Ed è questo ciò che è stato denunciato nei giorni scorsi, ovvero la perdita di dati importanti a seguito di un data breach subito da un’azienda che fornisce le API per ChatGPT, sulla quale è stata fatta una nota anche da parte di OpenAI. In nome della trasparenza, il 26 novembre scorso l’azienda ha notificato che MixPanel ha avuto dei problemi di sicurezza interni che hanno portato all’esposizione di dati analitici di utenti che usano le API di ChatGPT, i cui utenti però, ci tengono a sottolineare, non sono stati intaccati dalla problematica, proprio perché la violazione è stata subìta da MixPanel. Proprio la società ha spiegato ad inizio novembre che era stato effettuato un accesso illegittimo, a margine del quale erano stati trafugati diversi dati, anche appartenenti ai clienti, dati che poi sono stati resi noti anche a OpenAI.

I dati dei clienti finiti nelle mani degli hacker sarebbero quelli anagrafici, gli indirizzi mail, geolocalizzazioni, i nomi legati agli utenti e gli indirizzi URL dai quali si connettono alle API. Stando alle informazioni rilasciate da OpenAI, invece, sembra si siano salvate altre informazioni importanti come i contenuti delle chat, i dati di uso delle API, dati d’accesso, documenti e numeri di pagamento. Questa ovviamente è una buona notizia solo a metà, perché quel che è stato trafugato è sufficiente per incorrere in problemi di sicurezza. Innanzitutto, OpenAI ha subito chiuso i rapporti con MixPanel, mentre gli utenti adesso dovranno fare attenzione alle potenziali offensive.
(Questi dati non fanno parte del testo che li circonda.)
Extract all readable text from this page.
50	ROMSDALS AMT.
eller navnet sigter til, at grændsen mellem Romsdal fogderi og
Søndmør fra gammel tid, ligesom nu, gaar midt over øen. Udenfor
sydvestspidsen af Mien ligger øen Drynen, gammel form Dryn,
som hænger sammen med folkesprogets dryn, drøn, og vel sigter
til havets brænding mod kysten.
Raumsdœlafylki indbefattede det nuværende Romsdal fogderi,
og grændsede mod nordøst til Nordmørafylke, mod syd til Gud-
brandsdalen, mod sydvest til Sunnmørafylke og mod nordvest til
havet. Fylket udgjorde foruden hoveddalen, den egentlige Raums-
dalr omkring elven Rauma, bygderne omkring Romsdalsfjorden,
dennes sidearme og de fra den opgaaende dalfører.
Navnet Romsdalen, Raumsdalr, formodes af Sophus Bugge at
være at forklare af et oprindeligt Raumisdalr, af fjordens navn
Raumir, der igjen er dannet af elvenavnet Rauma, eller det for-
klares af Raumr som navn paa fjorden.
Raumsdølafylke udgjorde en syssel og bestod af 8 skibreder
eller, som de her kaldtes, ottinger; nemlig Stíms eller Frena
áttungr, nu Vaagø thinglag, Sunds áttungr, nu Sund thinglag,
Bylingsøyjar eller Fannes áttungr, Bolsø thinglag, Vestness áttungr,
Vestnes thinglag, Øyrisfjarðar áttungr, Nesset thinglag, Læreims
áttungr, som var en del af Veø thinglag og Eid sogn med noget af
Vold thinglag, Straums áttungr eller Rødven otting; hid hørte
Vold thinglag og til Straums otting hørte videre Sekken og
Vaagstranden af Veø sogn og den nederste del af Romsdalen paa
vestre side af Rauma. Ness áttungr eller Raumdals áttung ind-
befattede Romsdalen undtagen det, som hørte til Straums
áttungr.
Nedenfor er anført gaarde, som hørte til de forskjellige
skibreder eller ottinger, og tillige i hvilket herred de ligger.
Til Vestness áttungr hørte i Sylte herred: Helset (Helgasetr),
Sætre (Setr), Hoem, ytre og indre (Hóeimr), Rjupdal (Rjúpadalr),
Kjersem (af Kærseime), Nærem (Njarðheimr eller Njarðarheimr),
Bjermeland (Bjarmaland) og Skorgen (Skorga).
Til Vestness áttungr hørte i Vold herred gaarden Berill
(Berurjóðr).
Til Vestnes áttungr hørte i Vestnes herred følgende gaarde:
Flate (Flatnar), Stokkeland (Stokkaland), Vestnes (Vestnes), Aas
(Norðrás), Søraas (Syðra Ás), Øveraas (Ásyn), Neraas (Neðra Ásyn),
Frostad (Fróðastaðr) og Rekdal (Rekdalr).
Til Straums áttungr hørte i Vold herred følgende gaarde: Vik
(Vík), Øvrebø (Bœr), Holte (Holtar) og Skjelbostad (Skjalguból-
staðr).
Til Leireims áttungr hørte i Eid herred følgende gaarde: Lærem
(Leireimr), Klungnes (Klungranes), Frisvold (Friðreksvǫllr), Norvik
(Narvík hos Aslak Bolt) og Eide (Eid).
Questo perché come capita per ogni attacco che coinvolge una utenza così ampia è possibile che inizino tentativi di phishing o social engineering nei confronti degli utenti dei quali sono state trafugate le informazioni. Come al solito, a breve le persone coinvolte potrebbero infatti ricevere email riguardanti questi servizi, contenenti collegamenti o allegati che si chiede di aprire o visualizzare con urgenza. L’azienda che controlla ChatGPT a tal proposito ha ribadito, se mai servisse, che non chiederà mai alcuna informazione come password o chiavi API via email o via SMS, pertanto se si ricevono email con queste richieste è giusto cestinare il tutto senza pensarci. Sebbene non siano state ufficialmente rubate le credenziali d’accesso viene consigliata comunque l’attivazione dell’autenticazione a due fattori per fortificare la protezione dei login. Non è la prima e non sarà l’ultima volta in cui verrà raccontata un’offensiva o qualche problematica relativa alla sicurezza di ChatGPT, cosa che può succedere potenzialmente anche per qualsiasi altra soluzione AI, ma sicuramente c’è da fare una riflessione sulla quantità di dati in possesso di queste piattaforme e sulla loro sicurezza, per la quale è necessario fare molto di più.